After mastectomy, women might lose mobility and develop kinematic changes in the shoulder. The objective of this research was to compare the kinematics of the glenohumeral joint in women, before and after unilateral breast cancer surgery. This was a longitudinal study with a pre- and post-evaluation design; in total, 15 Mexican women who had a mastectomy for breast cancer and who received a physical therapy program after surgery were evaluated. Flexion-extension and abduction-adduction movements of the glenohumeral joint were evaluated (15 days before and 60 days after mastectomy). For the kinematic analysis of the glenohumeral joint, an optoelectronic motion capture system was used to monitor 41 reflective markers located in anatomical landmarks. There was no significant difference in the range of motion of the glenohumeral joint when comparing pre- and post-mastectomy, flexion-extension ( = 0.138), and abduction-adduction ( = 0.058). Furthermore, patients who received chemotherapy (53%) before mastectomy were more affected (lower range of motion) than those who did not receive it. There were no significant differences in the kinematics of the glenohumeral joint after mastectomy in this group of patients who received a physical therapy program after surgery. Moreover, patients who received chemotherapy treatment before breast cancer surgery tended to have a lower range of motion than those who did not receive it. Therefore, it is necessary for the physical rehabilitation team to attend to these patients even before the mastectomy.

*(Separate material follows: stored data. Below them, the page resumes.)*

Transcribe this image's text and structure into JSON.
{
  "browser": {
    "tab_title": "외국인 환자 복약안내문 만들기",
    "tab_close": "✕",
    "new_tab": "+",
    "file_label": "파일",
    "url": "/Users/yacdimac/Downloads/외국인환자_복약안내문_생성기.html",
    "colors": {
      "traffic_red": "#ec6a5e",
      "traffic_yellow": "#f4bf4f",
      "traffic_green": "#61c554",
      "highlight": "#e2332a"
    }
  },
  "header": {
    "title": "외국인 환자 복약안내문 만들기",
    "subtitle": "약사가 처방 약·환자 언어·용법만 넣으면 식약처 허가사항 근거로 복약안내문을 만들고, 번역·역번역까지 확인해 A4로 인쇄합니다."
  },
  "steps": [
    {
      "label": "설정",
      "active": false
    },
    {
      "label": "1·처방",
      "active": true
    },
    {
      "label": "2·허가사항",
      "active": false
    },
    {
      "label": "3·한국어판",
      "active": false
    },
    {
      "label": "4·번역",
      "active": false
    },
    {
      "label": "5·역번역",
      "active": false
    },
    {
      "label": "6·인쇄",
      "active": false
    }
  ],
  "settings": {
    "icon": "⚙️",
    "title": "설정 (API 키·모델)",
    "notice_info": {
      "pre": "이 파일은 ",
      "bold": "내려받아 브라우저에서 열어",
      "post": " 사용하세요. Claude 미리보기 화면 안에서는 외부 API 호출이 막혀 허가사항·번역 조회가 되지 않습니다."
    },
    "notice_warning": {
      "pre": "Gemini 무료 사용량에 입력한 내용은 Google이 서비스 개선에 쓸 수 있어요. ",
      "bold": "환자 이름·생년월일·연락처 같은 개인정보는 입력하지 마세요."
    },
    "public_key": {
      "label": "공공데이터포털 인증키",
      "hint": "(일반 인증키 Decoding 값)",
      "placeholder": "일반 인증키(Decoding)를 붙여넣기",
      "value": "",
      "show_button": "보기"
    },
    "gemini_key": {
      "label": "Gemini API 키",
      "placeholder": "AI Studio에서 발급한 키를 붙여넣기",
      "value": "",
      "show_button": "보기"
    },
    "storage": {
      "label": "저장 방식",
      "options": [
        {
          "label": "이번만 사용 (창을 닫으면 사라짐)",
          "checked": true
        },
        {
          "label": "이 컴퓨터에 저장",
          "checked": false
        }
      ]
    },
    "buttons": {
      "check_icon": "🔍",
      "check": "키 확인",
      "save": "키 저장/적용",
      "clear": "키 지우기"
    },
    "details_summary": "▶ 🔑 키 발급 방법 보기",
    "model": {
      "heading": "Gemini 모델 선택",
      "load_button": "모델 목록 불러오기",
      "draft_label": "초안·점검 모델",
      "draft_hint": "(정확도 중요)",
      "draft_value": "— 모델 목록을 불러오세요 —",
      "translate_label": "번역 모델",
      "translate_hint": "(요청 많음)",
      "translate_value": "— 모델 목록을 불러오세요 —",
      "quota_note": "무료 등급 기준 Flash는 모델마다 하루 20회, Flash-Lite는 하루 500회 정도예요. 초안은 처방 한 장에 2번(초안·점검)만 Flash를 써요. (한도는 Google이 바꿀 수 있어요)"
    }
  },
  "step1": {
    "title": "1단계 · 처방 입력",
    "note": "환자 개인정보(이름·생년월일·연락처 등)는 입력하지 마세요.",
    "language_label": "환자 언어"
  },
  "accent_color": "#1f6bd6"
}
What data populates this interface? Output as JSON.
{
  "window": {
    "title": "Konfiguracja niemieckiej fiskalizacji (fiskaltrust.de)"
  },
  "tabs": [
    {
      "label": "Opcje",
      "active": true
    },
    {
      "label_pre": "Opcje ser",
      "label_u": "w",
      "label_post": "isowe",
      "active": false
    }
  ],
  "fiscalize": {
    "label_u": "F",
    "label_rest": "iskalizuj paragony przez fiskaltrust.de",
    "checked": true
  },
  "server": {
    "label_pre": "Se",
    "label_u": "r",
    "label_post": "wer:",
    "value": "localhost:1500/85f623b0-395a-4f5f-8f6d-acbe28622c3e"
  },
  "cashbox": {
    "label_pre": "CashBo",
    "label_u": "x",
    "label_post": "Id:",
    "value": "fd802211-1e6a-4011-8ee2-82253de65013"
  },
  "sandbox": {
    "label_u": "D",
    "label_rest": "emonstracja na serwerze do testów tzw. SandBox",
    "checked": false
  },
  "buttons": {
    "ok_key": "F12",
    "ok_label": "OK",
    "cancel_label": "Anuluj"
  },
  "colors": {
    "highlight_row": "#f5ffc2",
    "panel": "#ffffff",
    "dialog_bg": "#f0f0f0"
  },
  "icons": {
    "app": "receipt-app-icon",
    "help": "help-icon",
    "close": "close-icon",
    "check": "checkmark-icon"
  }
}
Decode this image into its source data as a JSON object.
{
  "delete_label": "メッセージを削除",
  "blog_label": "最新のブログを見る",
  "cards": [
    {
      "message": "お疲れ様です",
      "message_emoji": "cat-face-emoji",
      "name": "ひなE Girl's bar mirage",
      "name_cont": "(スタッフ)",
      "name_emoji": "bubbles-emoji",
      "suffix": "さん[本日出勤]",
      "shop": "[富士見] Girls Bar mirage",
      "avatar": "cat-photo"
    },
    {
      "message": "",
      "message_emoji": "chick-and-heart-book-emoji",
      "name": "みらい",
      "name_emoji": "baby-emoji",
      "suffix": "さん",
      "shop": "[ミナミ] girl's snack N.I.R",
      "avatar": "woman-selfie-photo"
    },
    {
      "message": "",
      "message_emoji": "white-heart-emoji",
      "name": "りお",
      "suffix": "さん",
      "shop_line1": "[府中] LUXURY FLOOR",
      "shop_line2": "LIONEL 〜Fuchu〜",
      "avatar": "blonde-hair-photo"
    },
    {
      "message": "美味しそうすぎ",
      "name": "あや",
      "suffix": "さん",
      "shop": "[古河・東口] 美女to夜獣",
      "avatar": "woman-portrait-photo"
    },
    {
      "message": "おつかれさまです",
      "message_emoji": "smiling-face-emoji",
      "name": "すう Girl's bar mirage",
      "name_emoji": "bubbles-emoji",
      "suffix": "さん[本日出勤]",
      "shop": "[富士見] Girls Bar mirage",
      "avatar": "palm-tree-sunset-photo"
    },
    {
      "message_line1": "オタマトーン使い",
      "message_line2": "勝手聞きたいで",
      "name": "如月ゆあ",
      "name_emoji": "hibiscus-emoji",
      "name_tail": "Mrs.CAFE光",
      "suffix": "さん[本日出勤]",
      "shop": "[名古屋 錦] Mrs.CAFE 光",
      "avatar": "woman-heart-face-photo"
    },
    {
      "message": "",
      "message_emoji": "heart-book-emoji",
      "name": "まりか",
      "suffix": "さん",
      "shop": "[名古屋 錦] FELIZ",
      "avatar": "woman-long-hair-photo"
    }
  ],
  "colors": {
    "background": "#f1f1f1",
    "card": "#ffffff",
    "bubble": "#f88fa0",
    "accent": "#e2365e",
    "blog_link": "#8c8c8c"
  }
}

乳房切除术后,女性可能会失去活动能力,并出现肩部运动学变化。本研究的目的是比较单侧乳腺癌手术前后女性肱盂关节的运动学。这是一项采用术前和术后评估设计的纵向研究;总共评估了15名因乳腺癌接受乳房切除术且术后接受物理治疗方案的墨西哥女性。评估了肱盂关节的屈伸和外展内收运动(乳房切除术前15天和术后60天)。对于肱盂关节的运动学分析,使用了一个光电运动捕捉系统来监测位于解剖标志点的41个反光标记。比较乳房切除术前和术后,肱盂关节的运动范围在屈伸( = 0.138)和外展内收( = 0.058)方面没有显著差异。此外,在乳房切除术前接受化疗的患者(53%)比未接受化疗的患者受影响更大(运动范围更低)。在这组术后接受物理治疗方案的患者中,乳房切除术后肱盂关节的运动学没有显著差异。此外,在乳腺癌手术前接受化疗的患者往往比未接受化疗的患者运动范围更低。因此,物理康复团队甚至在乳房切除术之前就有必要关注这些患者。